Les premiers pourparlers, ouverts dès le 11 février 1860, débouchent sur une impasse au vu des conditions draconiennes exigées par l’Espagne, contraignant la reprise des combats le 23 mars à Oued Ras, tandis que Larache et Asilah avait été bombardées successivement le 25 et le 26 février.
L’artillerie lourde ne laissant aucun répit aux troupes marocaines, les Espagnols poursuivent leur marche en direction de Tanger avant d’être arrêtés sur intervention de l’Angleterre.
La proposition de cessez-le-feu et le dialogue entre les belligérants aboutirent finalement au Traité de paix du 26 avril 1860.
Rédigé en seize articles, il stipulait, entre autres clauses, l’agrandissement des limites de Sebta et de Melilla, l’octroi d’un établissement de pêche dans le Sud comprenant le territoire de Santa Cruz de Mar Pequena, ancienne factorerie dont l’emplacement exact ne fait pas l’unanimité.

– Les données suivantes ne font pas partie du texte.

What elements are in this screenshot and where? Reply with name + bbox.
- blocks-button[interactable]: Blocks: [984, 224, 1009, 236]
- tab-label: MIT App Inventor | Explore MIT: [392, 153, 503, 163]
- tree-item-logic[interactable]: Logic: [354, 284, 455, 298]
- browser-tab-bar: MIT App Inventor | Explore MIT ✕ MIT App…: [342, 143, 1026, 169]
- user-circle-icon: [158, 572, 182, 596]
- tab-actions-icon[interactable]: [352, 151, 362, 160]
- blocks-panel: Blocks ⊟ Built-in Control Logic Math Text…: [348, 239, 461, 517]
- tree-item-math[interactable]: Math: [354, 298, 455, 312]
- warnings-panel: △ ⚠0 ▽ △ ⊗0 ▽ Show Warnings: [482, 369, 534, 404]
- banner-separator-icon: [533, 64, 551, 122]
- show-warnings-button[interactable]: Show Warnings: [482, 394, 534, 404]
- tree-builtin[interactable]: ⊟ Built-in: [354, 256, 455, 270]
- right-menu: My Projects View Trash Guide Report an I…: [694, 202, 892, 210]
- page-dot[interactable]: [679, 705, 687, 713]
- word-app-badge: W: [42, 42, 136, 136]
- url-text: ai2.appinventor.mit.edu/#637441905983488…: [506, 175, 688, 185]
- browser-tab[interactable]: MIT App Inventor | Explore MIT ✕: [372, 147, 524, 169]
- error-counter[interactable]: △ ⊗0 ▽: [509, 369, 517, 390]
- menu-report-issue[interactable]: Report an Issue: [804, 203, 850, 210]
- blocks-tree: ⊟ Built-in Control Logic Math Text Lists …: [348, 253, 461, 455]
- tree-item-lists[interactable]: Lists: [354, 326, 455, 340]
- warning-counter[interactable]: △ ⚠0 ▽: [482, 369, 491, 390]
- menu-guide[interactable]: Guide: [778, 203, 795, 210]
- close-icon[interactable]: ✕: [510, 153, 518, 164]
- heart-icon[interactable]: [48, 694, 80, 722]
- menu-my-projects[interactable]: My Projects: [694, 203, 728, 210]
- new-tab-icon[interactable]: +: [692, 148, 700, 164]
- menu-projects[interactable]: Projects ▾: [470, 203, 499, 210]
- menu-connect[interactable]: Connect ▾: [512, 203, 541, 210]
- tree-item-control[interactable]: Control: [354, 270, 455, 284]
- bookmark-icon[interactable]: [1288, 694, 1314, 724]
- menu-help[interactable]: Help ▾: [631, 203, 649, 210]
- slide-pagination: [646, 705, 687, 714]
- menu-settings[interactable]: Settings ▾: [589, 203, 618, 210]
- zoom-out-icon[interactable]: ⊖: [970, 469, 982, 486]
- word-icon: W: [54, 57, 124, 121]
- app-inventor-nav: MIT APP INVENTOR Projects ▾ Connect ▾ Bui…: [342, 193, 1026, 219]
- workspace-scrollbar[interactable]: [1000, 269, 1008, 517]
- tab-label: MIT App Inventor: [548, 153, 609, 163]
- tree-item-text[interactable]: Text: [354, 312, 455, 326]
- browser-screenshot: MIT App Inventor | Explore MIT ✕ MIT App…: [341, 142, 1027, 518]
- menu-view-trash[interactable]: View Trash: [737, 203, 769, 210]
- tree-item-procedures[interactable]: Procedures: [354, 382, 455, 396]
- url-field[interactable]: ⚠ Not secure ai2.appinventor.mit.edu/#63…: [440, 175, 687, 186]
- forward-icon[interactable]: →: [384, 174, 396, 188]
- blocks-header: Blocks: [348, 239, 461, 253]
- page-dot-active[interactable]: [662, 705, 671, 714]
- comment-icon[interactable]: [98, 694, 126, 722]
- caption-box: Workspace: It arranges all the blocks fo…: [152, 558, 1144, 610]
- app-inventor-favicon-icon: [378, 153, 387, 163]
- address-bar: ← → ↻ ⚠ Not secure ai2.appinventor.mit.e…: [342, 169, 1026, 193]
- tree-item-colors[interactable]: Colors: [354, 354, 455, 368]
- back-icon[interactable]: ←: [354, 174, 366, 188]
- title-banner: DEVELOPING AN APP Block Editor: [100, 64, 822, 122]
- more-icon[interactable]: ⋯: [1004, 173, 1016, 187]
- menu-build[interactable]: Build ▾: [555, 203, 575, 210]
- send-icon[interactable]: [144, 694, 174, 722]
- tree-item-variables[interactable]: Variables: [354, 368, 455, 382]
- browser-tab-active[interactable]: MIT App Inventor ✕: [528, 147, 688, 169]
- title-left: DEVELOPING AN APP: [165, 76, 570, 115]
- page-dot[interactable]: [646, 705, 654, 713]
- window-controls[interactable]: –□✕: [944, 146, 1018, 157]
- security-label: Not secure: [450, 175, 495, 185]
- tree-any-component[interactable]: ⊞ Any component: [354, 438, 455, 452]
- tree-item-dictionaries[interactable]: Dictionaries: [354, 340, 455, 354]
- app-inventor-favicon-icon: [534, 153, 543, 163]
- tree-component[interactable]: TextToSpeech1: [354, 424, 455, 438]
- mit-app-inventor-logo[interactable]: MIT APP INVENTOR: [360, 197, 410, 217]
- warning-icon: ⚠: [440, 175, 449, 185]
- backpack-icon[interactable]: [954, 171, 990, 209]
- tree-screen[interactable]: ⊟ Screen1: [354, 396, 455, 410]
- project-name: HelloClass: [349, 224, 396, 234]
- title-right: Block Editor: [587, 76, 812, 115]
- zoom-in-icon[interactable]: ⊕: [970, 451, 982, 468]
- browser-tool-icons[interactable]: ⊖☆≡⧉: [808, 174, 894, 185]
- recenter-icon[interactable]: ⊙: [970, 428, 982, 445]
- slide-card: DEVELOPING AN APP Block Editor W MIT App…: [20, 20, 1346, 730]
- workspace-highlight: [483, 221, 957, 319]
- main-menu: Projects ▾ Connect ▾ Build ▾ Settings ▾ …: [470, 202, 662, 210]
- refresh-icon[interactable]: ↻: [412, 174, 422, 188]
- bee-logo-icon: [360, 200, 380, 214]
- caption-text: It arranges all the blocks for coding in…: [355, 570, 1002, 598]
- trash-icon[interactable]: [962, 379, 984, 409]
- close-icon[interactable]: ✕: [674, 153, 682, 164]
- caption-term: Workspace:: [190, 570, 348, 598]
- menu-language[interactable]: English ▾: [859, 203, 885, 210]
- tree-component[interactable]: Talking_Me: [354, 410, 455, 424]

Sans parler des garanties de commerce; des privilèges judiciaires; et, surtout, du versement en quatre échéances de deux mois, d’une indemnité de guerre de 20.000 douros (soit 100 millions de francs or) en contrepartie de l’évacuation de Tétouan et de sa zone...
Cette «clause dramatique pour le Maroc, et sur laquelle les Espagnols se montrèrent intransigeants» assécha le Trésor public marocain à la première échéance, explique Daniel Eustache.
Un nouvel accord aboutit à l’engagement d’évacuer Tétouan en contrepartie du versement de la moitié de l’indemnité et à l’installation dans les ports d’agents espagnols pour «percevoir directement la moitié des 10% des droits de douane exigés à l’entrée des marchandises», tandis que le fameux emprunt anglais de 500.000 livres sterling est par ailleurs engagé, remboursable en vingt ans et garanti par les revenus de la douane.
Il va sans dire que, pour le Maroc, les conséquences de cette guerre et de son traité de «paix» furent désastreuses, contribuant à l’aggravation de la crise économique et sociale, entravant toute profonde réforme et ouvrant la porte à des appétits insatiables...
L’Espagne ne semble pas avoir tiré tous les bénéfices espérés d’une telle guerre, résumant la situation sous la formule «Una guerra granda, una paz chica» (Une grande guerre, une paix chiche), mais celle-ci n’en occupa pas moins une place importante dans l’imaginaire collectif, dans la culture et dans les arts.
Plusieurs rues et places en Espagne sont baptisées à la gloire de la bataille de Tétouan. Des reliefs en commémorent des scènes, notamment sur le fronton de l’église de San Joaquin aux Philippines, pendant que des peintres de renom lui ont consacré des toiles légendaires, à l’instar de Mariano Fortuny, alors chroniqueur de l’expédition militaire, dont l’œuvre est conservée au musée national d’Art de Catalogne à Barcelone; tout comme Salvador Dali avec sa touche extravagante et non moins réactionnaire.